Selectmax (B. rowid) from table name B

Where a. Field 1 = B. Field 1 and

A. Field 2 = B. Field 2

)

Similarly, the execution efficiency of the above Code is low after all. Therefore, we can consider creating a temporary table to insert duplicate fields and rowids into the temporary table and then compare them during deletion.

Createtable temporary table

Select a. Field 1, a. Field 2, MAX (a. ROWID) dataid from formal Table a GROUPBY a. Field 1, a. Field 2;

Deletefrom table name

Where a. rowid! =

(

Select B. dataid from temporary table B

Where a. Field 1 = B. Field 1 and

A. Field 2 = B. Field 2

);

Commit;

Related Article

Contact Us

The content source of this page is from Internet, which doesn't represent Alibaba Cloud's opinion; products and services mentioned on that page don't have any relationship with Alibaba Cloud.
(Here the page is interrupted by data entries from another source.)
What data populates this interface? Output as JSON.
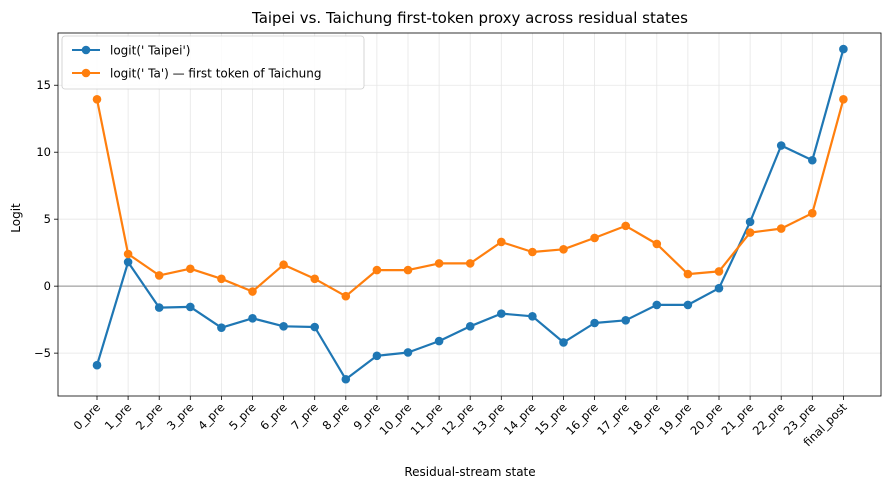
{
  "chart_data": {
    "type": "line",
    "title": "Taipei vs. Taichung first-token proxy across residual states",
    "xlabel": "Residual-stream state",
    "ylabel": "Logit",
    "categories": [
      "0_pre",
      "1_pre",
      "2_pre",
      "3_pre",
      "4_pre",
      "5_pre",
      "6_pre",
      "7_pre",
      "8_pre",
      "9_pre",
      "10_pre",
      "11_pre",
      "12_pre",
      "13_pre",
      "14_pre",
      "15_pre",
      "16_pre",
      "17_pre",
      "18_pre",
      "19_pre",
      "20_pre",
      "21_pre",
      "22_pre",
      "23_pre",
      "final_post"
    ],
    "ylim": [
      -8.2,
      18.9
    ],
    "yticks": [
      -5,
      0,
      5,
      10,
      15
    ],
    "ytick_labels": [
      "−5",
      "0",
      "5",
      "10",
      "15"
    ],
    "grid": true,
    "legend_position": "top-left",
    "series": [
      {
        "name": "logit(' Taipei')",
        "color": "#1f77b4",
        "values": [
          -5.9,
          1.8,
          -1.6,
          -1.55,
          -3.1,
          -2.4,
          -3.0,
          -3.05,
          -6.95,
          -5.2,
          -4.95,
          -4.1,
          -3.0,
          -2.05,
          -2.25,
          -4.2,
          -2.75,
          -2.55,
          -1.4,
          -1.4,
          -0.15,
          4.8,
          10.5,
          9.4,
          17.7
        ]
      },
      {
        "name": "logit(' Ta') — first token of Taichung",
        "color": "#ff7f0e",
        "values": [
          13.95,
          2.4,
          0.8,
          1.3,
          0.55,
          -0.4,
          1.6,
          0.55,
          -0.75,
          1.2,
          1.2,
          1.7,
          1.7,
          3.3,
          2.55,
          2.75,
          3.6,
          4.5,
          3.15,
          0.9,
          1.1,
          4.0,
          4.3,
          5.45,
          13.95
        ]
      }
    ]
  }
}
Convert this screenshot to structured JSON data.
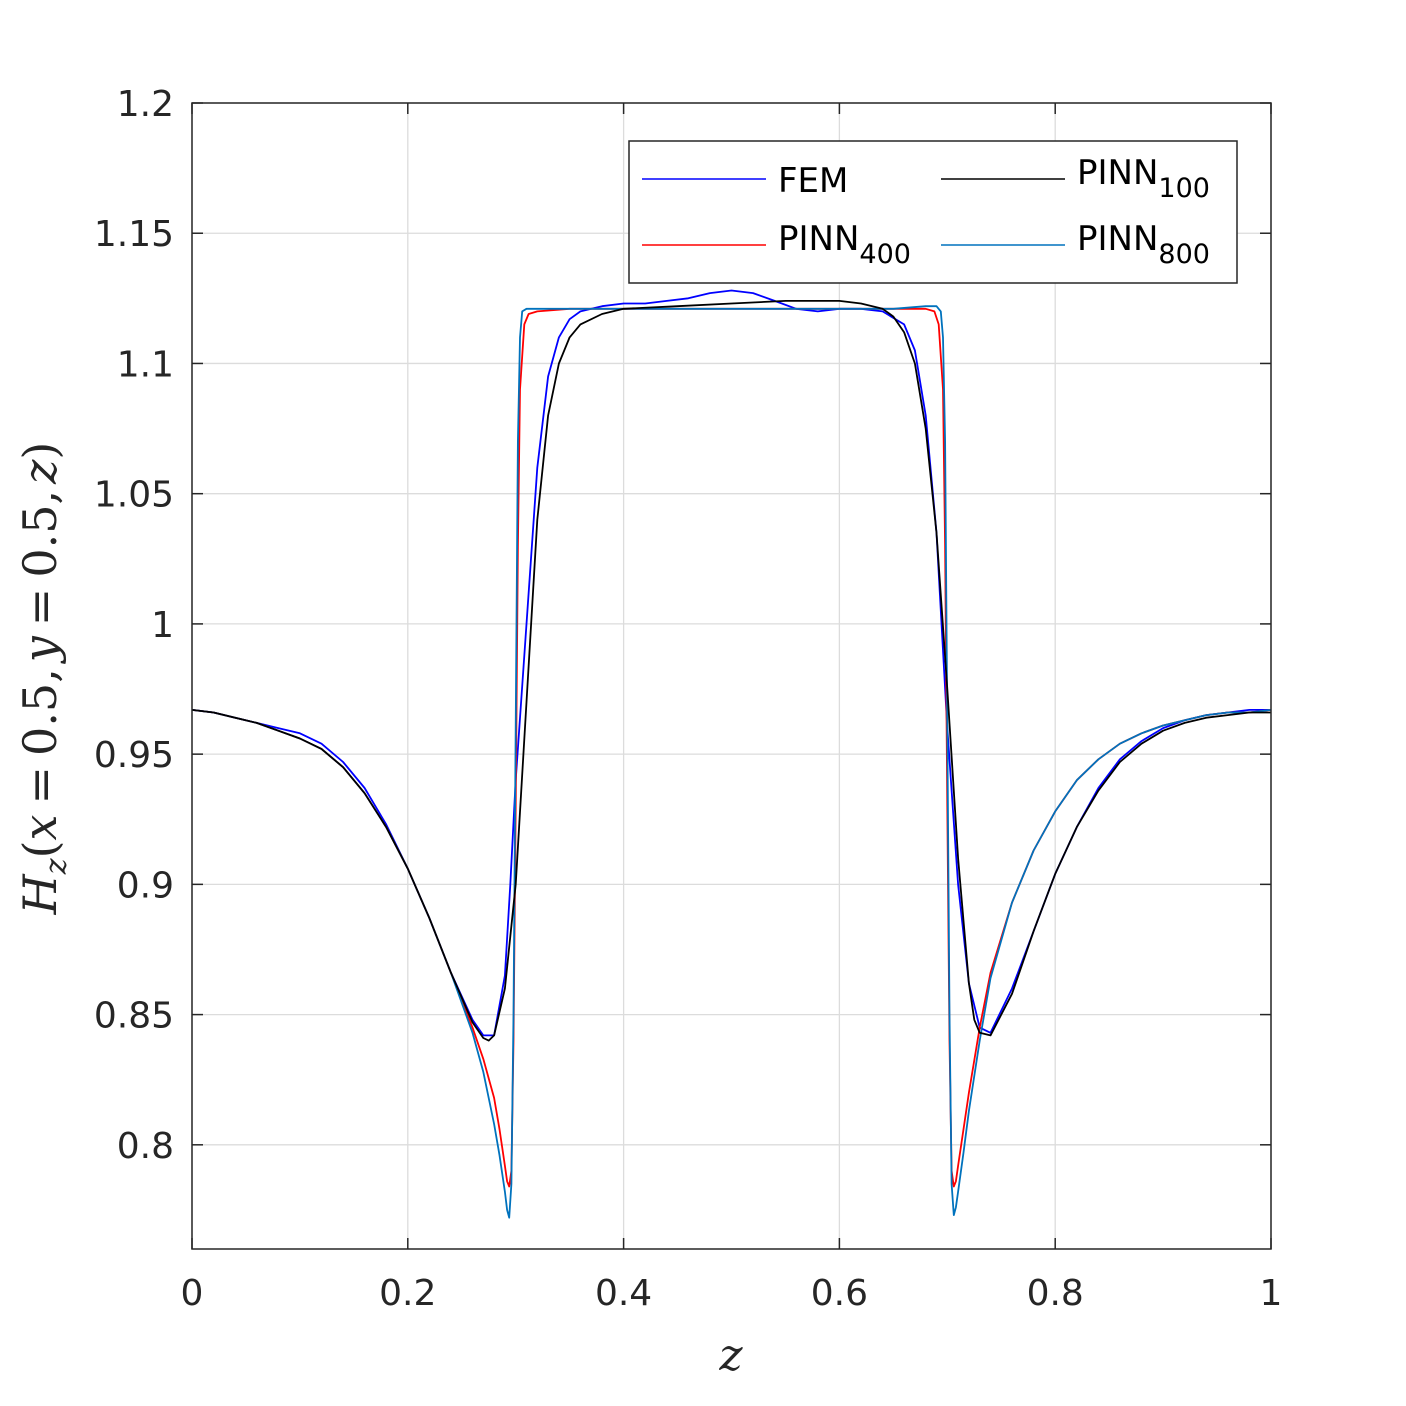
{
  "chart_data": {
    "type": "line",
    "title": "",
    "xlabel": "z",
    "ylabel": {
      "H": "H",
      "z_sub": "z",
      "open": "(",
      "x": "x",
      "eq": "=",
      "v1": "0.5",
      "comma": ",",
      "y": "y",
      "v2": "0.5",
      "z": "z",
      "close": ")"
    },
    "xlim": [
      0,
      1
    ],
    "ylim": [
      0.76,
      1.2
    ],
    "xticks": [
      0,
      0.2,
      0.4,
      0.6,
      0.8,
      1
    ],
    "xtick_labels": [
      "0",
      "0.2",
      "0.4",
      "0.6",
      "0.8",
      "1"
    ],
    "yticks": [
      0.8,
      0.85,
      0.9,
      0.95,
      1,
      1.05,
      1.1,
      1.15,
      1.2
    ],
    "ytick_labels": [
      "0.8",
      "0.85",
      "0.9",
      "0.95",
      "1",
      "1.05",
      "1.1",
      "1.15",
      "1.2"
    ],
    "grid": true,
    "legend": {
      "placement": "top-right",
      "columns": 2
    },
    "series": [
      {
        "name": "FEM",
        "label_main": "FEM",
        "label_sub": "",
        "color": "#0000ff",
        "x": [
          0,
          0.02,
          0.04,
          0.06,
          0.08,
          0.1,
          0.12,
          0.14,
          0.16,
          0.18,
          0.2,
          0.22,
          0.24,
          0.26,
          0.27,
          0.28,
          0.29,
          0.295,
          0.3,
          0.31,
          0.32,
          0.33,
          0.34,
          0.35,
          0.36,
          0.38,
          0.4,
          0.42,
          0.44,
          0.46,
          0.48,
          0.5,
          0.52,
          0.54,
          0.56,
          0.58,
          0.6,
          0.62,
          0.64,
          0.66,
          0.67,
          0.68,
          0.69,
          0.7,
          0.71,
          0.72,
          0.73,
          0.74,
          0.76,
          0.78,
          0.8,
          0.82,
          0.84,
          0.86,
          0.88,
          0.9,
          0.92,
          0.94,
          0.96,
          0.98,
          1
        ],
        "y": [
          0.967,
          0.966,
          0.964,
          0.962,
          0.96,
          0.958,
          0.954,
          0.947,
          0.937,
          0.923,
          0.906,
          0.887,
          0.866,
          0.848,
          0.842,
          0.842,
          0.865,
          0.9,
          0.94,
          1.0,
          1.06,
          1.095,
          1.11,
          1.117,
          1.12,
          1.122,
          1.123,
          1.123,
          1.124,
          1.125,
          1.127,
          1.128,
          1.127,
          1.124,
          1.121,
          1.12,
          1.121,
          1.121,
          1.12,
          1.115,
          1.105,
          1.08,
          1.035,
          0.96,
          0.9,
          0.862,
          0.845,
          0.843,
          0.86,
          0.882,
          0.904,
          0.922,
          0.937,
          0.948,
          0.955,
          0.96,
          0.963,
          0.965,
          0.966,
          0.967,
          0.967
        ]
      },
      {
        "name": "PINN_100",
        "label_main": "PINN",
        "label_sub": "100",
        "color": "#000000",
        "x": [
          0,
          0.02,
          0.04,
          0.06,
          0.08,
          0.1,
          0.12,
          0.14,
          0.16,
          0.18,
          0.2,
          0.22,
          0.24,
          0.26,
          0.27,
          0.275,
          0.28,
          0.29,
          0.3,
          0.31,
          0.32,
          0.33,
          0.34,
          0.35,
          0.36,
          0.38,
          0.4,
          0.45,
          0.5,
          0.55,
          0.6,
          0.62,
          0.64,
          0.65,
          0.66,
          0.67,
          0.68,
          0.69,
          0.7,
          0.71,
          0.72,
          0.725,
          0.73,
          0.74,
          0.76,
          0.78,
          0.8,
          0.82,
          0.84,
          0.86,
          0.88,
          0.9,
          0.92,
          0.94,
          0.96,
          0.98,
          1
        ],
        "y": [
          0.967,
          0.966,
          0.964,
          0.962,
          0.959,
          0.956,
          0.952,
          0.945,
          0.935,
          0.922,
          0.906,
          0.887,
          0.866,
          0.847,
          0.841,
          0.84,
          0.842,
          0.86,
          0.9,
          0.97,
          1.04,
          1.08,
          1.1,
          1.11,
          1.115,
          1.119,
          1.121,
          1.122,
          1.123,
          1.124,
          1.124,
          1.123,
          1.121,
          1.118,
          1.112,
          1.1,
          1.075,
          1.035,
          0.975,
          0.91,
          0.862,
          0.848,
          0.843,
          0.842,
          0.858,
          0.882,
          0.904,
          0.922,
          0.936,
          0.947,
          0.954,
          0.959,
          0.962,
          0.964,
          0.965,
          0.966,
          0.966
        ]
      },
      {
        "name": "PINN_400",
        "label_main": "PINN",
        "label_sub": "400",
        "color": "#ff0000",
        "x": [
          0,
          0.02,
          0.04,
          0.06,
          0.08,
          0.1,
          0.12,
          0.14,
          0.16,
          0.18,
          0.2,
          0.22,
          0.24,
          0.26,
          0.27,
          0.28,
          0.285,
          0.29,
          0.292,
          0.294,
          0.296,
          0.298,
          0.3,
          0.302,
          0.304,
          0.308,
          0.312,
          0.32,
          0.35,
          0.4,
          0.5,
          0.6,
          0.65,
          0.68,
          0.688,
          0.692,
          0.696,
          0.698,
          0.7,
          0.702,
          0.704,
          0.706,
          0.708,
          0.71,
          0.715,
          0.72,
          0.73,
          0.74,
          0.76,
          0.78,
          0.8,
          0.82,
          0.84,
          0.86,
          0.88,
          0.9,
          0.92,
          0.94,
          0.96,
          0.98,
          1
        ],
        "y": [
          0.967,
          0.966,
          0.964,
          0.962,
          0.959,
          0.956,
          0.952,
          0.945,
          0.935,
          0.922,
          0.906,
          0.887,
          0.866,
          0.845,
          0.833,
          0.818,
          0.806,
          0.792,
          0.786,
          0.784,
          0.79,
          0.84,
          0.93,
          1.03,
          1.09,
          1.115,
          1.119,
          1.12,
          1.121,
          1.121,
          1.121,
          1.121,
          1.121,
          1.121,
          1.12,
          1.115,
          1.09,
          1.03,
          0.93,
          0.84,
          0.79,
          0.784,
          0.786,
          0.792,
          0.806,
          0.82,
          0.845,
          0.866,
          0.893,
          0.913,
          0.928,
          0.94,
          0.948,
          0.954,
          0.958,
          0.961,
          0.963,
          0.965,
          0.966,
          0.966,
          0.967
        ]
      },
      {
        "name": "PINN_800",
        "label_main": "PINN",
        "label_sub": "800",
        "color": "#0072bd",
        "x": [
          0,
          0.02,
          0.04,
          0.06,
          0.08,
          0.1,
          0.12,
          0.14,
          0.16,
          0.18,
          0.2,
          0.22,
          0.24,
          0.26,
          0.27,
          0.28,
          0.285,
          0.29,
          0.292,
          0.294,
          0.296,
          0.298,
          0.3,
          0.302,
          0.304,
          0.306,
          0.31,
          0.32,
          0.35,
          0.4,
          0.5,
          0.6,
          0.65,
          0.68,
          0.69,
          0.694,
          0.696,
          0.698,
          0.7,
          0.702,
          0.704,
          0.706,
          0.708,
          0.71,
          0.715,
          0.72,
          0.73,
          0.74,
          0.76,
          0.78,
          0.8,
          0.82,
          0.84,
          0.86,
          0.88,
          0.9,
          0.92,
          0.94,
          0.96,
          0.98,
          1
        ],
        "y": [
          0.967,
          0.966,
          0.964,
          0.962,
          0.959,
          0.956,
          0.952,
          0.945,
          0.935,
          0.922,
          0.906,
          0.887,
          0.866,
          0.843,
          0.828,
          0.808,
          0.796,
          0.782,
          0.775,
          0.772,
          0.785,
          0.85,
          0.96,
          1.07,
          1.11,
          1.12,
          1.121,
          1.121,
          1.121,
          1.121,
          1.121,
          1.121,
          1.121,
          1.122,
          1.122,
          1.12,
          1.11,
          1.07,
          0.96,
          0.85,
          0.785,
          0.773,
          0.776,
          0.782,
          0.797,
          0.813,
          0.84,
          0.864,
          0.893,
          0.913,
          0.928,
          0.94,
          0.948,
          0.954,
          0.958,
          0.961,
          0.963,
          0.965,
          0.966,
          0.966,
          0.967
        ]
      }
    ]
  }
}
If the content of the page makes you feel confusing, please write us an email, we will handle the problem within 5 days after receiving your email.

If you find any instances of plagiarism from the community, please send an email to: info-contact@alibabacloud.com and provide relevant evidence. A staff member will contact you within 5 working days.

A Free Trial That Lets You Build Big!

Start building with 50+ products and up to 12 months usage for Elastic Compute Service

  • Sales Support

    1 on 1 presale consultation

  • After-Sales Support

    24/7 Technical Support 6 Free Tickets per Quarter Faster Response

  • Alibaba Cloud offers highly flexible support services tailored to meet your exact needs.